Der Landtag - Nr. 01 / März 2016
Die Parlamentszeitschrift für Schleswig-Holstein

Stille Feiertage nicht mehr ganz so still


Mehr Feier, weniger Trauer? Der Landtag hat die Regelungen für sogenannte stille Feiertage gelockert. Schleswig-Holsteiner haben ab sofort am Karfreitag, am Totensonntag und am Volkstrauertag mehr "Party-Time". Tagsüber soll jedoch in der Öffentlichkeit Ruhe herrschen. Das Parlament einigte sich im Januar nach kontroverser Debatte auf die neue Regelung.

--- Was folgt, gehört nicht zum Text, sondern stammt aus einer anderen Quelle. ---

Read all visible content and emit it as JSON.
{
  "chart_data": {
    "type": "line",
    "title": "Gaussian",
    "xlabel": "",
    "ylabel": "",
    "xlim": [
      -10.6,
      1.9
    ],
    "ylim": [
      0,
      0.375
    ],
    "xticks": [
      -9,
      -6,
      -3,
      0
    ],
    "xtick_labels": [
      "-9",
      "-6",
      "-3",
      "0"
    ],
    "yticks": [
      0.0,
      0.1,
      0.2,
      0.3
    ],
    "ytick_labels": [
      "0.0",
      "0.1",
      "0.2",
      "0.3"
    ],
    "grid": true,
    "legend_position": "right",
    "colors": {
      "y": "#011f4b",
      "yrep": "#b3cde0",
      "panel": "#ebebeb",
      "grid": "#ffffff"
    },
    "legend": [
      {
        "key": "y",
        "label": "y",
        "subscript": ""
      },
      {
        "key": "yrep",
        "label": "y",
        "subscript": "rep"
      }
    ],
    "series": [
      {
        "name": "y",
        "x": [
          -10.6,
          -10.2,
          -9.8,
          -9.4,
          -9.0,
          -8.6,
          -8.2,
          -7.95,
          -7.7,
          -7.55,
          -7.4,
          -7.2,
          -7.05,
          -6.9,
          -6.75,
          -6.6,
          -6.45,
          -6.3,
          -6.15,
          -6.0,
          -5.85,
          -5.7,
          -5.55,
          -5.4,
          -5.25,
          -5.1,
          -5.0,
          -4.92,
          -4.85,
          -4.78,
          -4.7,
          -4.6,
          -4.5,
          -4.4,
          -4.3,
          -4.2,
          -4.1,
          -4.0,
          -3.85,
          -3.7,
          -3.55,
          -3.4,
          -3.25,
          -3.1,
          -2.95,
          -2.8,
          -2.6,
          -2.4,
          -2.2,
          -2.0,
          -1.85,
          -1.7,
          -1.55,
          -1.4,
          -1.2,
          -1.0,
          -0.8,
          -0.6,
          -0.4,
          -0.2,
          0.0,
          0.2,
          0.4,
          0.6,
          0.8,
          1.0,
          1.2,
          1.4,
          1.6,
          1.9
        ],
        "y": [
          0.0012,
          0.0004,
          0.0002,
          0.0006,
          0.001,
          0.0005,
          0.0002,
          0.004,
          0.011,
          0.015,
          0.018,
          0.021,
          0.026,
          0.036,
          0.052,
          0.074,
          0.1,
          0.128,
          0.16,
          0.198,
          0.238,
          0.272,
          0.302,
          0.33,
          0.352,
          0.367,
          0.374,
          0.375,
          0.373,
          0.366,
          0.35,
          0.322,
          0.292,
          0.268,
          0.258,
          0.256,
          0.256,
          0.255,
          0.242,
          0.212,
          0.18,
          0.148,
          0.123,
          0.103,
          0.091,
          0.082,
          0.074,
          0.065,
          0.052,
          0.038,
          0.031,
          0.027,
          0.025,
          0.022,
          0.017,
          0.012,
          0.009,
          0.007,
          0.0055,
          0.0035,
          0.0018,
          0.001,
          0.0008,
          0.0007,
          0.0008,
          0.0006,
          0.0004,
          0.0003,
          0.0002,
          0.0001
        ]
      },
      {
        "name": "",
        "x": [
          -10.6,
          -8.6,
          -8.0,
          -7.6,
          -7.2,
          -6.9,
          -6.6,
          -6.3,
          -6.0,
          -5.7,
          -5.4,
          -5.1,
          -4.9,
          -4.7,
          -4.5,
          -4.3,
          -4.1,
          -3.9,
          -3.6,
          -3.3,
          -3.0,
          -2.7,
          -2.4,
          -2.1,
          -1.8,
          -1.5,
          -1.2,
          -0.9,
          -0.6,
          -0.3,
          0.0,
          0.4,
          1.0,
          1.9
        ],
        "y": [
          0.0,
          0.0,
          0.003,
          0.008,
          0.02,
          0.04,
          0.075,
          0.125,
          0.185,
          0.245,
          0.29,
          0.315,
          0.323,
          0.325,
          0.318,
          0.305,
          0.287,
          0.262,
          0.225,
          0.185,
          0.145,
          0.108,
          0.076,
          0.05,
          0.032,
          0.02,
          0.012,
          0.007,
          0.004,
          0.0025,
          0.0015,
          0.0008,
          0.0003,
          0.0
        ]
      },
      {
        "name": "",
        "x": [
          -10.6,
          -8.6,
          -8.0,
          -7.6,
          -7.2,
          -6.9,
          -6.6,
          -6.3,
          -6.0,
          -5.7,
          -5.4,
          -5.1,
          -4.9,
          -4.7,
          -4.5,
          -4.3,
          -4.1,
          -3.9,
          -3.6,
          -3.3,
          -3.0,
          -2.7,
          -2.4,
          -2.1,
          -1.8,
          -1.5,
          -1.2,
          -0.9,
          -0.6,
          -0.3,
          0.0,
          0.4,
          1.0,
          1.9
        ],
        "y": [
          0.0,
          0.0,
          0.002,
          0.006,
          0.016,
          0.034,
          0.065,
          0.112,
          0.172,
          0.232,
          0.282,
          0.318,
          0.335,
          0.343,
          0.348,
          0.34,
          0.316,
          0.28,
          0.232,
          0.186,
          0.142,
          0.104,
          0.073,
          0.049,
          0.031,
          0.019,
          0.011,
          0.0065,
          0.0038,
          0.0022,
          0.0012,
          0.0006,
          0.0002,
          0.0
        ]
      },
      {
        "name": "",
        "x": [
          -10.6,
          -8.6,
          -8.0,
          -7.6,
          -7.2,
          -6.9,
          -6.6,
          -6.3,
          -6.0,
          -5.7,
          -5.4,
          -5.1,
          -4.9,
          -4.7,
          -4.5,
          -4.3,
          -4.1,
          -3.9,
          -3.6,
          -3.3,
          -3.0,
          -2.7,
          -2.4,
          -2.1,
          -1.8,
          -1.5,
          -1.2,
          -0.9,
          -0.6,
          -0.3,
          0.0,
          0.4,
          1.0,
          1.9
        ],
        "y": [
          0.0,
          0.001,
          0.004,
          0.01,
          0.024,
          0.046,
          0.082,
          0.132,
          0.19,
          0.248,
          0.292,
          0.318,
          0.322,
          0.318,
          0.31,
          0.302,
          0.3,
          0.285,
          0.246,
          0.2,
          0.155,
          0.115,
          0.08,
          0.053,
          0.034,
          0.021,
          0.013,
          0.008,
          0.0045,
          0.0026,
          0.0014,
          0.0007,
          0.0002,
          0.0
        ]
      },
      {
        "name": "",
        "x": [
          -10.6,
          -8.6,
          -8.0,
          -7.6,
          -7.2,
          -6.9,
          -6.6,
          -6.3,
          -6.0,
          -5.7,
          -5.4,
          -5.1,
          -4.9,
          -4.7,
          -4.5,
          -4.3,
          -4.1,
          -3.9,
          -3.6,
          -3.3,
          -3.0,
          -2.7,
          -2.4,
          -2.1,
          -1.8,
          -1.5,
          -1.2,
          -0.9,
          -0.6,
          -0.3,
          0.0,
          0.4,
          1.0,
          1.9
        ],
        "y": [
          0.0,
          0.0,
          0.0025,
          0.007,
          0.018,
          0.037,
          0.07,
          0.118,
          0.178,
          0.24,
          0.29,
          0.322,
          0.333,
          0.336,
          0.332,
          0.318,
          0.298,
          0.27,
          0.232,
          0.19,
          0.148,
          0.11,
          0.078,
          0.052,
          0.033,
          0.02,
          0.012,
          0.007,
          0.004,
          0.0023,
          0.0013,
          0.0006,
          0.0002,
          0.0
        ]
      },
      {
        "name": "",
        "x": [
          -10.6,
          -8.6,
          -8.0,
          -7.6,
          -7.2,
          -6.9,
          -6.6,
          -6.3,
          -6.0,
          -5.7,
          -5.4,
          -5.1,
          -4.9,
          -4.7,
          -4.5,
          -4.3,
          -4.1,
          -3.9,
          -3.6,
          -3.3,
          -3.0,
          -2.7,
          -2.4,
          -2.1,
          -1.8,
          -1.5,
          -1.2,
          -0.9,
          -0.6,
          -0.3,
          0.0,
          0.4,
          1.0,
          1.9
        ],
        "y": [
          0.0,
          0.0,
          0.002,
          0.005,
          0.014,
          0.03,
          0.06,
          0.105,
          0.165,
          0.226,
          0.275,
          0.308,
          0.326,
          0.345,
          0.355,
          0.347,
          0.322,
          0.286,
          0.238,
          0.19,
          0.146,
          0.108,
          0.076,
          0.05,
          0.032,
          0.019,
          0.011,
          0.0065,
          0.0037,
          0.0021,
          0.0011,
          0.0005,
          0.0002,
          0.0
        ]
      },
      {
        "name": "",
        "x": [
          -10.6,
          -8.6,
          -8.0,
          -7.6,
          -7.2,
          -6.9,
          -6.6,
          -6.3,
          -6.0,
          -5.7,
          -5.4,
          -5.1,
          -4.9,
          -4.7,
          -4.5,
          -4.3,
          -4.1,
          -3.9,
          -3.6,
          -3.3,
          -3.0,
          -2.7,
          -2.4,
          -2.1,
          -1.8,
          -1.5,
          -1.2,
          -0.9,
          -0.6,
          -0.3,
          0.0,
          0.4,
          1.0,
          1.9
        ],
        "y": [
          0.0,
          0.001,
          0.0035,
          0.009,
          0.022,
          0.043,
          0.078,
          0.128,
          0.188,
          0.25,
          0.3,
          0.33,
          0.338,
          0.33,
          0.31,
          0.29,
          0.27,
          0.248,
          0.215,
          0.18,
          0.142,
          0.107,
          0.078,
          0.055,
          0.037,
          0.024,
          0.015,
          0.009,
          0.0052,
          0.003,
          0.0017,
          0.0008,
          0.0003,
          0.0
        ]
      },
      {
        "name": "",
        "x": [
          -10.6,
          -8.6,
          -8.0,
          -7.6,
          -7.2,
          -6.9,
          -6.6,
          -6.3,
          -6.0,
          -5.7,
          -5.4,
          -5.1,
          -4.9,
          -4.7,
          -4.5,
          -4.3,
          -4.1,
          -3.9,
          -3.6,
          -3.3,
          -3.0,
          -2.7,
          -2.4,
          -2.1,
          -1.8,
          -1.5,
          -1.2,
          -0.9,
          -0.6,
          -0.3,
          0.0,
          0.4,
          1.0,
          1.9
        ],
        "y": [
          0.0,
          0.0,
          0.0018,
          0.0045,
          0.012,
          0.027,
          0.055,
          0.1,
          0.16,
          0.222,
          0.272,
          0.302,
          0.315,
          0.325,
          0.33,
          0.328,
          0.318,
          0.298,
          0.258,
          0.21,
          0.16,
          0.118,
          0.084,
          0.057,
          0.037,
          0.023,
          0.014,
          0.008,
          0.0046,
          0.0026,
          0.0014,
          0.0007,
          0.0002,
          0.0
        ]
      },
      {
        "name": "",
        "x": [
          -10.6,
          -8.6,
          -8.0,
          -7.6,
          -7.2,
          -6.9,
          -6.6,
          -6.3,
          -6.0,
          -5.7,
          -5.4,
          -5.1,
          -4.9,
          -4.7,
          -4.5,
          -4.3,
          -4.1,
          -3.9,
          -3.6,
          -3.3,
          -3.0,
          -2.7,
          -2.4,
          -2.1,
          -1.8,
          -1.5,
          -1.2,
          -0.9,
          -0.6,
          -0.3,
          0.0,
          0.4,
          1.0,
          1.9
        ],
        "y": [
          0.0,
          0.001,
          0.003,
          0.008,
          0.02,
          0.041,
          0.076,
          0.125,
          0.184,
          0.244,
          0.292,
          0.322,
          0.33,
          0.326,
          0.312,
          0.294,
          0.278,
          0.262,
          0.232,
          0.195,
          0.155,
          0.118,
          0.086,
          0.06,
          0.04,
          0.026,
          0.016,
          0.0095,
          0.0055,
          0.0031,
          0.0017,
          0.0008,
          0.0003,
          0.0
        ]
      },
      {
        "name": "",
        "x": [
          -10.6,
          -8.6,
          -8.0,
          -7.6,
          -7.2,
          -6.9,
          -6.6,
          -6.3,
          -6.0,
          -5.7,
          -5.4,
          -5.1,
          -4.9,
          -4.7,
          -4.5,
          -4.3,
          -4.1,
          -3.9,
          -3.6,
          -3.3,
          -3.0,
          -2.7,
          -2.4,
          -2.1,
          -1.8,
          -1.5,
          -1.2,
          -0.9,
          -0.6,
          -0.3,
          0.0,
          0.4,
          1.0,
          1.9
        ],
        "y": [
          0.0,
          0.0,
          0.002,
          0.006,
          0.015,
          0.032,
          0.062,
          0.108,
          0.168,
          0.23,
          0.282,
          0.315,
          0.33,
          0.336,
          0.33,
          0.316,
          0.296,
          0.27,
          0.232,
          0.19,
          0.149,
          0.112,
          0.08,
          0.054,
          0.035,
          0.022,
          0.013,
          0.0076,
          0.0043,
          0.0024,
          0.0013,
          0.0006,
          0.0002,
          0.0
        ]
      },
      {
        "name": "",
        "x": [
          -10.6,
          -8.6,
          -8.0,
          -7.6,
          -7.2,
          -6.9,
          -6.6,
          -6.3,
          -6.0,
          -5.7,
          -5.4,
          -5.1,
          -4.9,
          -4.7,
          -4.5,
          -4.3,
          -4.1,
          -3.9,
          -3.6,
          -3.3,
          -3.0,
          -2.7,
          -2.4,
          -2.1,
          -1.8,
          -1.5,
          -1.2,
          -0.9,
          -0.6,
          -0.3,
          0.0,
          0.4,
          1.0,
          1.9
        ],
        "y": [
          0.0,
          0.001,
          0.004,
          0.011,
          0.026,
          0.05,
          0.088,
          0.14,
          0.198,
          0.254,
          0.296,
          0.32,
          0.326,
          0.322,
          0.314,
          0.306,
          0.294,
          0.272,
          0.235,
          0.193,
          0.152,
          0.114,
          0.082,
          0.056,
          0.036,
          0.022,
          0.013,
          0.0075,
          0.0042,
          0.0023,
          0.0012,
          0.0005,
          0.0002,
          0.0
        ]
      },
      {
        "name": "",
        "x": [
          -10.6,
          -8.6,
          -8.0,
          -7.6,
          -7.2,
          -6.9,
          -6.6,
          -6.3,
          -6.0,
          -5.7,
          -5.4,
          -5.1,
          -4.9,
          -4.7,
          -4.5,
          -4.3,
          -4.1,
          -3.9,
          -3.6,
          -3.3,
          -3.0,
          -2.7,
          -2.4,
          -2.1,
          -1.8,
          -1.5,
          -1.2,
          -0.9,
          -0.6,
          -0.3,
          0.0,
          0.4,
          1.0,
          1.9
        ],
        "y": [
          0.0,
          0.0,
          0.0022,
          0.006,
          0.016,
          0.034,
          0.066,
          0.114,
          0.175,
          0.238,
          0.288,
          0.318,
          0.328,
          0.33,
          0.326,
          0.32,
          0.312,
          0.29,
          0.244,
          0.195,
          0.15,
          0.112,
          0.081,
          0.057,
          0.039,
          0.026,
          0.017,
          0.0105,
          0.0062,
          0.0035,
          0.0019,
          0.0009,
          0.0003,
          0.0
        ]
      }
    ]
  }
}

Künftig gilt die "stille Zeit" am Karfreitag von 2 Uhr morgens bis 2 Uhr am Folgetag. Am Totensonntag und am Volkstrauertag soll zwischen 6 und 20 Uhr Ruhe einkehren. Bisher waren öffentliche Veranstaltungen, die nicht dem ernsten Charakter der Tage entsprachen, am Totensonntag und am Volkstrauertag ab 4 Uhr morgens untersagt. Für den Karfreitag galt ein ganztägiges Verbot.

Die neue Bestimmung ist ein Kompromiss. Ein Teil des Landtages, insbesondere die CDU, wollte an den alten Ruhezeiten festhalten. Demgegenüber strebte eine Gruppe von Abgeordneten aus verschiedenen Fraktionen nach Hamburger Vorbild eine noch weiter gehende Liberalisierung an.

Das "Hamburger Modell" sieht ein Veranstaltungsverbot am Totensonntag lediglich von 6 bis 17 Uhr sowie am Volkstrauertag von 6 bis 15 Uhr vor. Dies hatten Kai Dolgner (SPD), Eka von Kalben (Grüne), Ekkehard Klug (FDP), Patrick Breyer (Piraten) und Lars Harms (SSW) gemeinsam auch für Schleswig-Holstein vorgeschlagen. Dass unterschiedliches Recht in den beiden Nachbarländern gelten solle, nannte der Freidemokrat Ekkehard Klug "völlig absurd". Der Antrag verpasste jedoch die Mehrheit - wenn auch äußerst knapp. Am Ende standen 32 Ja- und ebenso viele Nein-Stimmen zu Buche.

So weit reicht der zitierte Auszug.